Wiccan pigs: Basically we’ll need 100 grand to start our deli.
Loan Officer: Proposed name?
WP: Hamwitches
[long pause]
LO: Hell yes.
<enter password>
chicken
<password is weak>
chickensoup
<password is feeling a little better>
Last night my 3 year old screamed “DON’T TAKE MY BANDAID OFF! I DO IT!” in her sleep, in case you were wondering what toddlers have nightmares about.
uncle dave has been through hell
Birds are weird. Could you imagine if we all woke up at 5 a.m. and just started hollering at each other across the whole neighborhood?
Good thing we got these tiny handheld computers to do our yelling for us, or else we’d look like IDIOTS.
Bought some expensive neck cream.
Directions say to apply it twice daily.
If I slather it on every hour, I’ll have the neck of a teen.
I never move faster than when I’m pulling a shirt or sweater over my head. I like to minimize the “murder window” as much as possible.
Good News: Got rid of the skunk smell on the cat using hydrogen peroxide, dishsoap & baking soda
Bad News: the cat now looks like Billy Idol
i used to steal a bunch of digestion meds as a kid and all the cvs’s around town had a wanted sign calling me klepto bismol
You want me to be your daddy? Then close the damn door, we’re not heating the outside!
God gave you alcohol, sex and music.

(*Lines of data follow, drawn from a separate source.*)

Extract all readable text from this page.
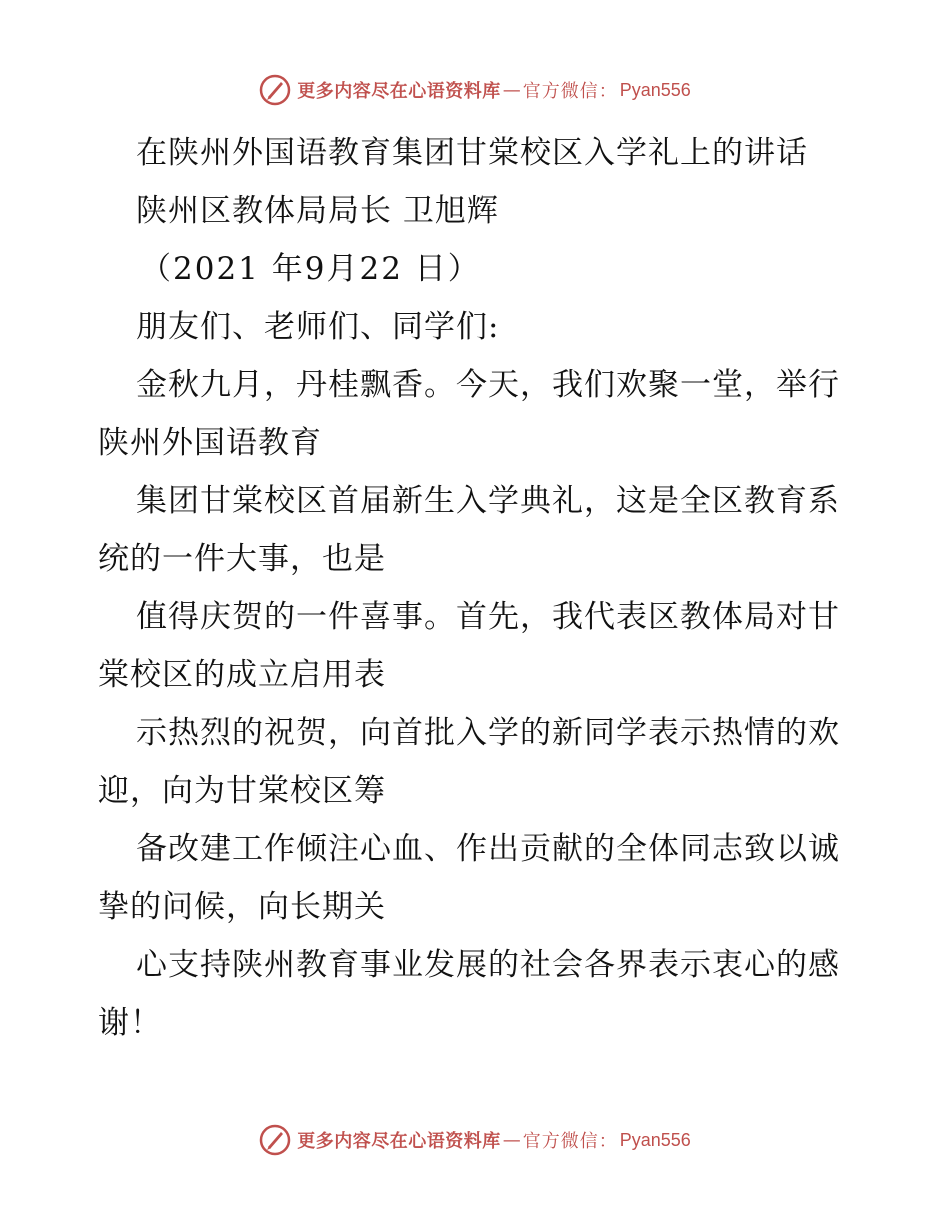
更多内容尽在心语资料库 — 官方微信： Pyan556

在陕州外国语教育集团甘棠校区入学礼上的讲话

陕州区教体局局长 卫旭辉

（2021 年9月22 日）

朋友们、老师们、同学们:

金秋九月，丹桂飘香。今天，我们欢聚一堂，举行陕州外国语教育

集团甘棠校区首届新生入学典礼，这是全区教育系统的一件大事，也是

值得庆贺的一件喜事。首先，我代表区教体局对甘棠校区的成立启用表

示热烈的祝贺，向首批入学的新同学表示热情的欢迎，向为甘棠校区筹

备改建工作倾注心血、作出贡献的全体同志致以诚挚的问候，向长期关

心支持陕州教育事业发展的社会各界表示衷心的感谢！

更多内容尽在心语资料库 — 官方微信： Pyan556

Why do you all talk about politics?!
I hate to brag but strangers were spraying me with Lysol before this all started.
It costs nothing to be kind. But then again, it costs nothing to be a sociopath. So you see my dilemma.
I just realized the straps on the side of the mattress are for moving the mattress, and not for what I’ve been using them for all this time.

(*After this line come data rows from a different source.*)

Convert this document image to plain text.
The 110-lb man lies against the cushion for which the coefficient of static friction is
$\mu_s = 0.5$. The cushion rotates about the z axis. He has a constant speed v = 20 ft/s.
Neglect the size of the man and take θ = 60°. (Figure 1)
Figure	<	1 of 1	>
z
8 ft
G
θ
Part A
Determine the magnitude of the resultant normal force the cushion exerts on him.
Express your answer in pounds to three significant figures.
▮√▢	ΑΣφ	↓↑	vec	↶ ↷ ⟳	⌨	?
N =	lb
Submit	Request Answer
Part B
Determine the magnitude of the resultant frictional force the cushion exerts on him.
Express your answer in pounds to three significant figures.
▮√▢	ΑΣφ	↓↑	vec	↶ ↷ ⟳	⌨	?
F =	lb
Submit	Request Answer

Eggnostic is when you don’t know which came first, the chicken or the egg
Imagine how difficult it would be if you had two colleagues, one called Ian and one called Iain, but Iain only had one eye.
My mom told me I needed to learn how to relax more so I dropped my kids at her house.
*Closes refrigerator door and hears contents inside fall*
Well… sounds like a problem for the next person.
The struggle is real.
How dare room service question “how many people” I need 8 mimosas for 🙄
Spice up Christmas shopping by entering random fitting rooms, waiting 5 minutes, then yelling, “Hey! There’s no toilet paper in here!”
Avoid office small talk by maintaining that facial expression between first sneeze and second sneeze.